Il quadro cambia quando si passa alla dimensione globale. Le multinazionali americane sono 1.966 e controllano complessivamente 209 mila società nel mondo. La loro distribuzione non è omogenea: il Regno Unito ne ospita 7.131, il Canada 6.713, la Cina 6.000, i Paesi Bassi 5.907 e la Germania 5.437. Questi numeri mettono in evidenza una geografia economica in cui alcuni Paesi funzionano da grandi hub finanziari o societari, mentre l’Italia si distingue per una presenza più direttamente legata a produzione, lavoro e industria, coerente con il profilo che emerge dai dati nazionali.
Multinazionali USA: produzione reale o contabilità?
In Italia la presenza delle multinazionali americane non si misura solo nei bilanci: vale 31,3 miliardi di dollari di fabbriche, impianti, macchinari, magazzini e sedi operative. Non sono voci astratte, ma spazi reali in cui si produce, si assembla, si testa e si spedisce. È la parte più fisica e tangibile dell’economia, quella che non puoi delocalizzare con un clic. Ed è ciò che distingue l’Italia dai Paesi scelti solo per motivi fiscali: qui le aziende USA costruiscono stabilimenti, investono in infrastrutture, mettono persone al lavoro. Non solo un mercato da presidiare, ma un posto dove si fa industria sul serio.
Se si guarda ad esempio ai dati che arrivano da due paesi come Irlanda e Lussemburgo, il contrasto con l’Italia appare subito evidente. In Irlanda le multinazionali Usa registrano 114.215.929 dollari di ricavi, in Lussemburgo 27.563.483 dollari. Per due Paesi piccoli per popolazione e struttura industriale, sono numeri che raccontano una funzione molto diversa: qui il perno non è fatto di fabbriche, magazzini e catene produttive, ma di contabilità, funzioni societarie e regimi fiscali favorevoli. Il contrasto è netto: mentre in Italia il valore passa da impianti, lavoro e infrastrutture, in questi Paesi i ricavi scorrono soprattutto lungo i bilanci.
Multinazionali USA, il peso dell’occupazione
Che in Italia l’economia delle multinazionali americane sia fatta di produzione reale e non solo di numeri lo conferma anche il dato sull’occupazione. Nel nostro Paese lavorano 227.401 dipendenti delle aziende USA, uno dei livelli più alti in Europa. Il confronto con l’Irlanda, ancora una volta, è illuminante: lì a fronte di 1.106.433.556 dollari di ricavi si contano appena 204.217 dipendenti. Due modelli opposti. Da una parte un sistema che concentra fatturato nei bilanci, dall’altra un Paese che concentra persone, lavoro e filiere.

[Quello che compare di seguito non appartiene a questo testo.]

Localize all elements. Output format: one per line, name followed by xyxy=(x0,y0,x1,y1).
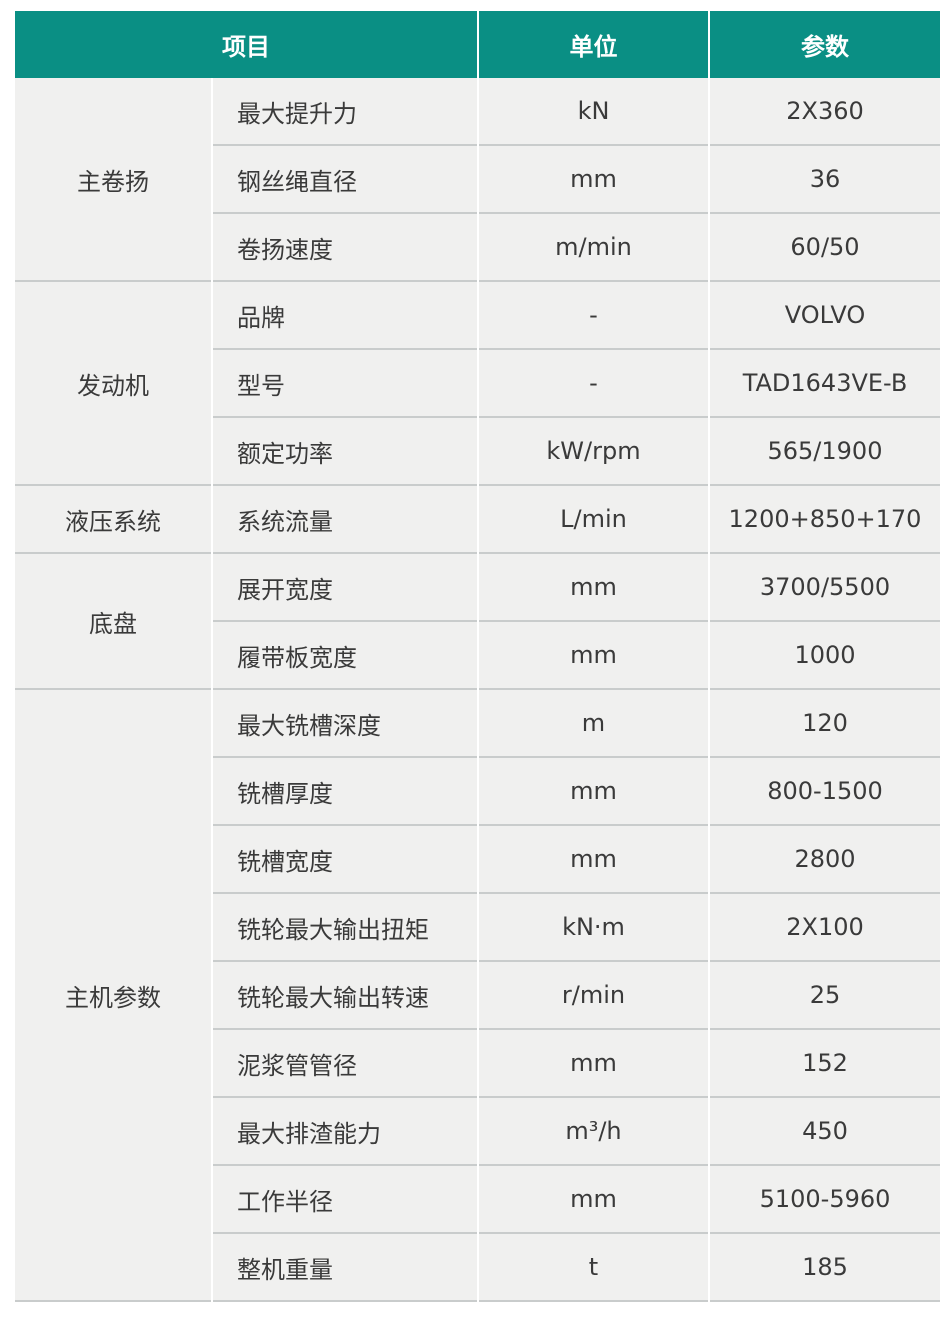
item-name: 品牌 xyxy=(213,282,477,350)
table-row: 主机参数 最大铣槽深度 m 120 xyxy=(15,690,940,1302)
item-name: 铣轮最大输出转速 xyxy=(213,962,477,1030)
item-name: 最大排渣能力 xyxy=(213,1098,477,1166)
item-unit: mm xyxy=(479,758,708,826)
item-unit: kN·m xyxy=(479,894,708,962)
item-name: 铣槽厚度 xyxy=(213,758,477,826)
header-row: 项目 单位 参数 xyxy=(15,11,940,78)
table-row: 主卷扬 最大提升力 kN 2X360 xyxy=(15,78,940,282)
item-unit: m³/h xyxy=(479,1098,708,1166)
item-unit: mm xyxy=(479,622,708,690)
group-name: 主机参数 xyxy=(15,690,211,1302)
item-value: 1200+850+170 xyxy=(710,486,940,554)
header-value: 参数 xyxy=(710,11,940,78)
item-name: 额定功率 xyxy=(213,418,477,486)
item-unit: m/min xyxy=(479,214,708,282)
item-value: 565/1900 xyxy=(710,418,940,486)
item-value: 1000 xyxy=(710,622,940,690)
item-value: 25 xyxy=(710,962,940,1030)
item-name: 铣槽宽度 xyxy=(213,826,477,894)
table-row: 液压系统 系统流量 L/min 1200+850+170 xyxy=(15,486,940,554)
item-unit: mm xyxy=(479,826,708,894)
item-value: 152 xyxy=(710,1030,940,1098)
item-unit: mm xyxy=(479,146,708,214)
item-name: 系统流量 xyxy=(213,486,477,554)
item-value: VOLVO xyxy=(710,282,940,350)
item-name: 工作半径 xyxy=(213,1166,477,1234)
item-name: 展开宽度 xyxy=(213,554,477,622)
item-value: 3700/5500 xyxy=(710,554,940,622)
item-value: 120 xyxy=(710,690,940,758)
group-name: 底盘 xyxy=(15,554,211,690)
item-value: 800-1500 xyxy=(710,758,940,826)
item-unit: - xyxy=(479,350,708,418)
header-item: 项目 xyxy=(15,11,477,78)
item-value: 2800 xyxy=(710,826,940,894)
item-value: 60/50 xyxy=(710,214,940,282)
header-unit: 单位 xyxy=(479,11,708,78)
table-row: 铣轮最大输出转速 r/min 25 xyxy=(15,962,940,1030)
item-name: 铣轮最大输出扭矩 xyxy=(213,894,477,962)
spec-table: 项目 单位 参数 主卷扬 最大提升力 kN 2X360 钢丝绳直径 mm 36 卷扬速度 m/m… xyxy=(13,11,942,1302)
spec-table-body: 主卷扬 最大提升力 kN 2X360 钢丝绳直径 mm 36 卷扬速度 m/min 60/50 发动… xyxy=(15,78,940,1302)
item-value: 2X100 xyxy=(710,894,940,962)
item-unit: mm xyxy=(479,554,708,622)
item-unit: r/min xyxy=(479,962,708,1030)
table-row: 最大排渣能力 m³/h 450 xyxy=(15,1098,940,1166)
item-name: 整机重量 xyxy=(213,1234,477,1302)
table-row: 铣轮最大输出扭矩 kN·m 2X100 xyxy=(15,894,940,962)
item-unit: L/min xyxy=(479,486,708,554)
item-value: 36 xyxy=(710,146,940,214)
item-unit: kN xyxy=(479,78,708,146)
item-unit: kW/rpm xyxy=(479,418,708,486)
item-name: 履带板宽度 xyxy=(213,622,477,690)
table-row: 泥浆管管径 mm 152 xyxy=(15,1030,940,1098)
table-row: 履带板宽度 mm 1000 xyxy=(15,622,940,690)
item-name: 型号 xyxy=(213,350,477,418)
item-name: 泥浆管管径 xyxy=(213,1030,477,1098)
item-unit: t xyxy=(479,1234,708,1302)
item-unit: mm xyxy=(479,1166,708,1234)
item-value: 5100-5960 xyxy=(710,1166,940,1234)
table-row: 铣槽厚度 mm 800-1500 xyxy=(15,758,940,826)
item-unit: m xyxy=(479,690,708,758)
item-unit: - xyxy=(479,282,708,350)
item-unit: mm xyxy=(479,1030,708,1098)
table-row: 钢丝绳直径 mm 36 xyxy=(15,146,940,214)
table-row: 整机重量 t 185 xyxy=(15,1234,940,1302)
table-row: 卷扬速度 m/min 60/50 xyxy=(15,214,940,282)
table-row: 底盘 展开宽度 mm 3700/5500 xyxy=(15,554,940,690)
item-name: 卷扬速度 xyxy=(213,214,477,282)
group-name: 发动机 xyxy=(15,282,211,486)
table-row: 额定功率 kW/rpm 565/1900 xyxy=(15,418,940,486)
item-value: 450 xyxy=(710,1098,940,1166)
item-value: TAD1643VE-B xyxy=(710,350,940,418)
table-row: 型号 - TAD1643VE-B xyxy=(15,350,940,418)
item-name: 钢丝绳直径 xyxy=(213,146,477,214)
table-row: 铣槽宽度 mm 2800 xyxy=(15,826,940,894)
table-row: 工作半径 mm 5100-5960 xyxy=(15,1166,940,1234)
item-name: 最大提升力 xyxy=(213,78,477,146)
item-value: 2X360 xyxy=(710,78,940,146)
item-value: 185 xyxy=(710,1234,940,1302)
group-name: 液压系统 xyxy=(15,486,211,554)
group-name: 主卷扬 xyxy=(15,78,211,282)
item-name: 最大铣槽深度 xyxy=(213,690,477,758)
table-row: 发动机 品牌 - VOLVO xyxy=(15,282,940,486)
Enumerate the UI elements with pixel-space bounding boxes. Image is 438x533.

Ed è questo che spiega perché l’Italia non sia solo un mercato da servire, ma un ingranaggio centrale dell’organizzazione industriale delle big americane, con un impatto diretto su occupazione e redditi.
Big Tech USA, se ricavi e tasse divergono
Come si vede anche dal grafico, i dati dell’Area Studi Mediobanca sulle filiali italiane delle Big Tech statunitensi mostrano una frattura evidente tra fatturato e imposte versate. Amazon guida la classifica dei ricavi in Italia con 3.222,988 milioni di euro, ma al fisco lascia appena 26,737 milioni. Ibm, con un giro d’affari più contenuto (1.790,014 milioni), è invece il primo contribuente con 58,406 milioni di euro. Microsoft registra 1.217,146 milioni di ricavi e paga 31,597 milioni, mentre Alphabet, a fronte di 1.108,881 milioni, versa 11,713 milioni.
Il distacco diventa ancora più marcato scendendo nella graduatoria. Meta fattura 400,749 milioni e paga 3,408 milioni, Salesforce 369,494 milioni con 2,952 milioni di imposte, Oracle 192,275 milioni con 2,152 milioni, ADP 77,519 milioni con 564 mila euro, Adobe 17,066 milioni con 753 mila euro. Uber, infine, con 5,212 milioni di fatturato, si ferma a 174 mila euro di tasse. La fotografia è chiara: il carico fiscale effettivo non segue una progressione proporzionale ai ricavi e disegna un quadro profondamente disallineato, in cui a volumi simili corrispondono contributi molto diversi, riflesso diretto di strategie societarie e assetti fiscali non omogenei.